Laden! Schluss! Aus! Ende! Sense!

Was kommt nach der plötzlich wieder aufflackernden Debatte um die Geschäftsöffnungszeiten: Konsumzwang?

Eher mangelt es an der Attraktivität des Angebots in den Läden

Ein offener Hosenladen ist eine peinliche Sache. Zumal in vornehmer Gesellschaft und der Anwesenheit von Damen, wie einmal der Satiriker Bernd Eilert berichtete. Da ließ bei einer gut besuchten Billardpartie in einem rundum verspiegelten Saal einer der queueführenden Herren tiefer blicken als es sich schickt. Die Zuschauer gewahrten peinlich berührt sein offenhosiges, dank den Spiegeln zudem allseits sichtbares, feinrippiges Malheur, aber niemand hatte den Schneid, den Betroffenen zu warnen. Endlich gab jemand dem Ladenbesitzer einen unauffälligen Wink oder aber er bemerkte selbst sein Dérangement. Jedenfalls stutzte er plötzlich, trat an einen der Spiegel und teilte nach einem flüchtigen Blick auf seine Uhr den übrigen Herrschaften mit: „Ach herrje. Dabei haben wir doch längst geschlossen.“ Sprach’s – und zog sich ohne weitere Umschweife den Hosenladen zu.

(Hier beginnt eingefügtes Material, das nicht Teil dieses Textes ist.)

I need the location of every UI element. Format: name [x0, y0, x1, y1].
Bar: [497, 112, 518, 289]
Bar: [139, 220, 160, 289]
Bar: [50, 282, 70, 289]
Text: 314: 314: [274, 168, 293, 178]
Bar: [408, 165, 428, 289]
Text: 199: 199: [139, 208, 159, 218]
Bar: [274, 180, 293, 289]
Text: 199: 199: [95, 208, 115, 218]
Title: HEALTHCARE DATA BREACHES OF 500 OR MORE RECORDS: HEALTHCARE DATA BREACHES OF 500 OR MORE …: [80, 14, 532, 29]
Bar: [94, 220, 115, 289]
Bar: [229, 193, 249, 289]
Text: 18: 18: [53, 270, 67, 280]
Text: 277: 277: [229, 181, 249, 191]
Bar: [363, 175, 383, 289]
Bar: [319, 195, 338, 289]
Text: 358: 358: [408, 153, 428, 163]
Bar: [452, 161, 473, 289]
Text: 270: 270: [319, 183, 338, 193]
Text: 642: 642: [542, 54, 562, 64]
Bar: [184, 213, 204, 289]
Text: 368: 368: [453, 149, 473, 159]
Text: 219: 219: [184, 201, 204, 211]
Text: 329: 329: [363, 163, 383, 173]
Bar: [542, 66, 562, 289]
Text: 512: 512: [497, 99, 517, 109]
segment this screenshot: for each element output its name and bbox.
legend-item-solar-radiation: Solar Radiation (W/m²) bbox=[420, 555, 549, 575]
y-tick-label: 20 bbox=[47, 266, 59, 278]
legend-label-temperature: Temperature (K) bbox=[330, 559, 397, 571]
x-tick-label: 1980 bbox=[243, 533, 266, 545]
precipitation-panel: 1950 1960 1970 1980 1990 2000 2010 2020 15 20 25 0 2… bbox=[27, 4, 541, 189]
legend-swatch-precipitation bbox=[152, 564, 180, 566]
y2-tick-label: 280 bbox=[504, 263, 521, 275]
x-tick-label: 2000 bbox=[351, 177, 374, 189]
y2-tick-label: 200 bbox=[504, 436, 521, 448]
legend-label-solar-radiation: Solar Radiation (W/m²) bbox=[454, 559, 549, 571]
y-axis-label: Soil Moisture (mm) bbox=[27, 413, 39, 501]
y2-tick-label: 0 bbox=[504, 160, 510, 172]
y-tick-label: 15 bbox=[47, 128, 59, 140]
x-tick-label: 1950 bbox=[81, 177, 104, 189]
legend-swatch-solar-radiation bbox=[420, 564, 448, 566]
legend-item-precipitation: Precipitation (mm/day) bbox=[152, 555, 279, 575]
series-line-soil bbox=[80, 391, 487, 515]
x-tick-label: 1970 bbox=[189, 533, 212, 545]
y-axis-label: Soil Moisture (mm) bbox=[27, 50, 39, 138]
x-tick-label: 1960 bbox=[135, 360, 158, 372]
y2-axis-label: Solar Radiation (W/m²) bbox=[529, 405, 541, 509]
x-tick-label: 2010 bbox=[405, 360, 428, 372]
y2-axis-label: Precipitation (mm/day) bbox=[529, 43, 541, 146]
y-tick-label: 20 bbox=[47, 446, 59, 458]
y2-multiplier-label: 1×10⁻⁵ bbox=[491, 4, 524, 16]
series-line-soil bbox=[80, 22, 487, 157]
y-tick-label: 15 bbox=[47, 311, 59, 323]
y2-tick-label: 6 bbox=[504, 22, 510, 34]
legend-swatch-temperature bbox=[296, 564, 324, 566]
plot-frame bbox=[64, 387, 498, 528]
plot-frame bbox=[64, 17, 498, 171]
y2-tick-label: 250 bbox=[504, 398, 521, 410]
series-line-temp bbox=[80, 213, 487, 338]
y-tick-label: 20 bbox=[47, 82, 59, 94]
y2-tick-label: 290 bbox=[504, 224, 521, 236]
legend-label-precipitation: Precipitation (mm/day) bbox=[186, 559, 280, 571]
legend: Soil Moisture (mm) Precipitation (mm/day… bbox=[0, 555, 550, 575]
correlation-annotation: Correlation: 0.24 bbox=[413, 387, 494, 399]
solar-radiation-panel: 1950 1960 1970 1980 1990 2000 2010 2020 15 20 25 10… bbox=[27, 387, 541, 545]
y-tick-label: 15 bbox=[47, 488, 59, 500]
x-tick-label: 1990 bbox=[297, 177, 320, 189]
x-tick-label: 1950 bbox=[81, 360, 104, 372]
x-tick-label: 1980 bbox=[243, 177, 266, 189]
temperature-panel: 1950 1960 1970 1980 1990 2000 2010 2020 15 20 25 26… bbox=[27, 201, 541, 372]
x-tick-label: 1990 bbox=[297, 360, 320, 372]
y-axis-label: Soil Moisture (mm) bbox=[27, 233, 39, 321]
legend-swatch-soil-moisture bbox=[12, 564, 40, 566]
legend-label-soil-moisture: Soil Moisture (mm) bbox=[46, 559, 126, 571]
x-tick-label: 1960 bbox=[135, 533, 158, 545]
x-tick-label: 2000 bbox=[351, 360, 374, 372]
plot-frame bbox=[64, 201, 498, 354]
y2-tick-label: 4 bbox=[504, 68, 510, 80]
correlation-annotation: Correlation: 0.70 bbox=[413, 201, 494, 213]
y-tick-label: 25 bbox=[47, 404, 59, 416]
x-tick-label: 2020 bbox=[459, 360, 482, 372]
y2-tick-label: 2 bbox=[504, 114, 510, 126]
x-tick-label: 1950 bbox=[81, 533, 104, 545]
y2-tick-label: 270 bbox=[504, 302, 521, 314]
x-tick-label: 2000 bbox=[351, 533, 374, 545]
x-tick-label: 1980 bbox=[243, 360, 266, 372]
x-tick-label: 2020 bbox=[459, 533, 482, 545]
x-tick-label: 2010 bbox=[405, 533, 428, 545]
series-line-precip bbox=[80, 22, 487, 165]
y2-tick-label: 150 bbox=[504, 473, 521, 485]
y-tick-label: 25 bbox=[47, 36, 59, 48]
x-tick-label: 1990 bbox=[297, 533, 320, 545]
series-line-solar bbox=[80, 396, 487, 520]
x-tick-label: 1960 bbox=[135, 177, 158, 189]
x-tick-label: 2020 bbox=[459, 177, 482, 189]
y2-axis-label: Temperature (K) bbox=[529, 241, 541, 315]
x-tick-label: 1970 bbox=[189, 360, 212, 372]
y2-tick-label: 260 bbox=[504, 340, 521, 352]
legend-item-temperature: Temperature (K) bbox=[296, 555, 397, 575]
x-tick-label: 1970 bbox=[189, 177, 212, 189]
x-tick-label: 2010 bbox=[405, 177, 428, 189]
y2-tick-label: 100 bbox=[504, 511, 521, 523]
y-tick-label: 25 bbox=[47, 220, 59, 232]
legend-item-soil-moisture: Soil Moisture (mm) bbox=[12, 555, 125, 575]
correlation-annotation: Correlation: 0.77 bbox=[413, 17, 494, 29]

Gut möglich, dass solch gewitzte Replik hierzulande schon in naher Zukunft nicht mehr verstanden wird. Vieles nämlich deutet darauf hin, dass es eine Ladenschlusszeit in Deutschland schon bald nicht mehr gibt und folglich die Redewendung „Wir haben geschlossen“ aus dem kollektiven Sprachschatz verschwindet. „Durchgehend geöffnet“ heißt nämlich jetzt die angeblich einzig wahre Devise und das neueste Rezept, mit dem die einschlägigen Abgreifer die immer wirtschaftslähmendere Konsumverweigerung hierzulande zu stoppen hoffen. Shoppen rund um die Uhr. Oder um im Bild des Hosenladens zu bleiben: Deutschland seiner soll jetzt ständig offen stehen. Wie peinlich.

Dieser, der Wirtschaftsweisen letzter Schluss dürfte sich allerdings bloß als weiterer Trugschluss bzw. erneuter Schlag ins insolvenzbedrohte Kontor erweisen. Schließlich sind es nicht die Ladenöffnungszeiten, die zu knapp bemessen sind. Eher mangelt es doch wohl an der Attraktivität des Angebots und noch mehr an den ausreichend flüssigen Mitteln, irgendwelchen Kram zu erwerben. Oder sagen wir so: Wenn sich immer mehr Leute schon zu den bisherigen Öffnungszeiten immer weniger leisten wollen oder können, nutzt es dem Aufschwung herzlich wenig, wenn sie das künftig rund um die Uhr nicht können.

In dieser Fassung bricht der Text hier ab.